Gaylard has collaborated in performances with cellist Julia Goudimova; violinists Jaime McArdle, Mark Taylor and Ting-Ting Yen; oboist Lillian Townsend Copeland; tenor Scott Williamson; sopranos Amy Cofield, Amy Cochrane and Christine Schadeberg; and baritones Greg Parker, Jason Widney and Keith Spencer. He is a regular member of the Marlbrook Chamber Players, with whom he has given many recitals. Gaylard and his colleague, Shuko Watanabe Petty, also a pianist, have worked together on several four-hand and two-piano recitals. In 2014, they released an album on the Navona label of Clementi works, performed on an 1814 Clementi fortepiano given to the university by alumnus Larry Smith ’58 and his wife, Ganelle.

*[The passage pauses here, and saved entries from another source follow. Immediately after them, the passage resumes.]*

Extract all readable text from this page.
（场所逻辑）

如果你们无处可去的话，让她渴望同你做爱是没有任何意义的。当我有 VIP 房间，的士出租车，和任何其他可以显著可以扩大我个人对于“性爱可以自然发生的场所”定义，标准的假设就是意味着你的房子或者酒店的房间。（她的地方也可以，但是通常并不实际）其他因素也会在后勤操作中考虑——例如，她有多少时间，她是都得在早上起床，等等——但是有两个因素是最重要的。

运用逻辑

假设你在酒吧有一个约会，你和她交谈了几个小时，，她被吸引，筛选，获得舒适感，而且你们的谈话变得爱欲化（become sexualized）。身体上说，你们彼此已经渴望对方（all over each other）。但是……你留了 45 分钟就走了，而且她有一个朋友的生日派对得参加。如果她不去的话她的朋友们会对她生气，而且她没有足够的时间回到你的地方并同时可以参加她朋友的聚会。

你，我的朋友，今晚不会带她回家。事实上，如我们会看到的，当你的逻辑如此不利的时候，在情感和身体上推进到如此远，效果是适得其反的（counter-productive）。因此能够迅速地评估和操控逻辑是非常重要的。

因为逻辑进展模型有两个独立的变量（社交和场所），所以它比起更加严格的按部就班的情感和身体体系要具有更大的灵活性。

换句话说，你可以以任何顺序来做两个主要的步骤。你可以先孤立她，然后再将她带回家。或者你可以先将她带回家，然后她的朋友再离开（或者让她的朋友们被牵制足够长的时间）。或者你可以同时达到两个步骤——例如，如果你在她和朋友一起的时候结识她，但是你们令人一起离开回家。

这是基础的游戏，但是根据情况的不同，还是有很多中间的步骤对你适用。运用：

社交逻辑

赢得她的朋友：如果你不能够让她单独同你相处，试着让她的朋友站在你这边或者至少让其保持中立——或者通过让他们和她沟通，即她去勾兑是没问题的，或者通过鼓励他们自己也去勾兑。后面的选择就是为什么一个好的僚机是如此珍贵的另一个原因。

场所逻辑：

Gaylard has been a lecturer for the Glebe Scholars program, the Kendal College program, the Rockbridge Community Chorus and the Washington and Lee Alumni College program. For the latter, he has taught 73 courses on campus and traveled abroad with 10 educational trips. At Washington and Lee, Gaylard teaches History of Western Music, Classical Music, Romantic Music, American Music, Introduction to Music, Applied Piano and a spring term course titled “Music in the Films of Stanley Kubrick.” He advises senior music majors in both piano performance and music history. From 1988 to 2016, he was the director of the Washington and Lee Concert Guild, an organization that sponsors a series of classical concerts performed by nationally and internationally renowned artists and ensembles.

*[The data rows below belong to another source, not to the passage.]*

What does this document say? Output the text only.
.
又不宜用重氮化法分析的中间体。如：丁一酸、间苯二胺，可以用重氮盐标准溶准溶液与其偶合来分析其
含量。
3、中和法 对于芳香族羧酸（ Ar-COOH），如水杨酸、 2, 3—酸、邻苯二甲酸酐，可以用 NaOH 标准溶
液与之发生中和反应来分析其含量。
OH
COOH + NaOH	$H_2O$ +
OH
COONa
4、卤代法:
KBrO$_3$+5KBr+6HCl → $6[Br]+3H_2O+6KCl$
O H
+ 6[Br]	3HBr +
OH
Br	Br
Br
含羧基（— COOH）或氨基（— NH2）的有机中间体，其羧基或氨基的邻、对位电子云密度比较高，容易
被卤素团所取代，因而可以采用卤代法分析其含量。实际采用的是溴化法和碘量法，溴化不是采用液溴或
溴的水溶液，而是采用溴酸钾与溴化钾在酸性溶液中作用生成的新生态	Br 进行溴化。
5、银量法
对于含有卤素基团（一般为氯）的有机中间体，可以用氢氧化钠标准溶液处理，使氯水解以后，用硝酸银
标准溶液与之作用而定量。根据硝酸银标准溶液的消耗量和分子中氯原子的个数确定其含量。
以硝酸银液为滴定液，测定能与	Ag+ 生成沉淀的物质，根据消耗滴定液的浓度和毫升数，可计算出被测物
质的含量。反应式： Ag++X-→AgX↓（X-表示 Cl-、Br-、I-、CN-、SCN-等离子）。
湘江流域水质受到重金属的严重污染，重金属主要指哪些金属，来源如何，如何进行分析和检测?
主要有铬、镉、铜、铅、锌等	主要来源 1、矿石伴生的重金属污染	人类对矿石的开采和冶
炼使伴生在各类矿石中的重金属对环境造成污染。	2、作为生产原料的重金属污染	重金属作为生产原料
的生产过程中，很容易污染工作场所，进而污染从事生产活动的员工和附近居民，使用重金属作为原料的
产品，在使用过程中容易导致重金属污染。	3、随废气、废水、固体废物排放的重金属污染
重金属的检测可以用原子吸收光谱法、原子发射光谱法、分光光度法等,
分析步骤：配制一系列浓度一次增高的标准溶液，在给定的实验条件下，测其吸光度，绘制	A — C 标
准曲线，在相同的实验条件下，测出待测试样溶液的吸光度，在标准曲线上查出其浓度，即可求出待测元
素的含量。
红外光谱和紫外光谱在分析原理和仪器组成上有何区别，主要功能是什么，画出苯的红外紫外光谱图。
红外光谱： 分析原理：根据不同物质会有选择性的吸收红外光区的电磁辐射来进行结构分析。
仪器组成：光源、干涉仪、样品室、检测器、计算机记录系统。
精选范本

A native of Ottawa, Canada, Gaylard studied piano with Irene Woodburn Wright and later with Ross Pratt at Carleton University, where he received his B.A. in mathematics (1975) and Bachelor of Music degree (1976). Gaylard also holds two A.R.C.T. degrees from the University of Toronto in piano performance (1972) and pedagogy (1974), and a diploma from the Mozarteum in Salzburg (1974), where he studied with Winfried Wolf. He received his Ph.D. in musicology from Columbia University in New York with a dissertation on “Musical Dialogues in Seventeenth-Century England” (1987, 2 volumes, 613 pp.).

Gaylard is a member of the American Musicological Society, the College Music Society, the Mozart Society of America, the American Beethoven Society, the American Liszt Society and the Music Teachers National Association.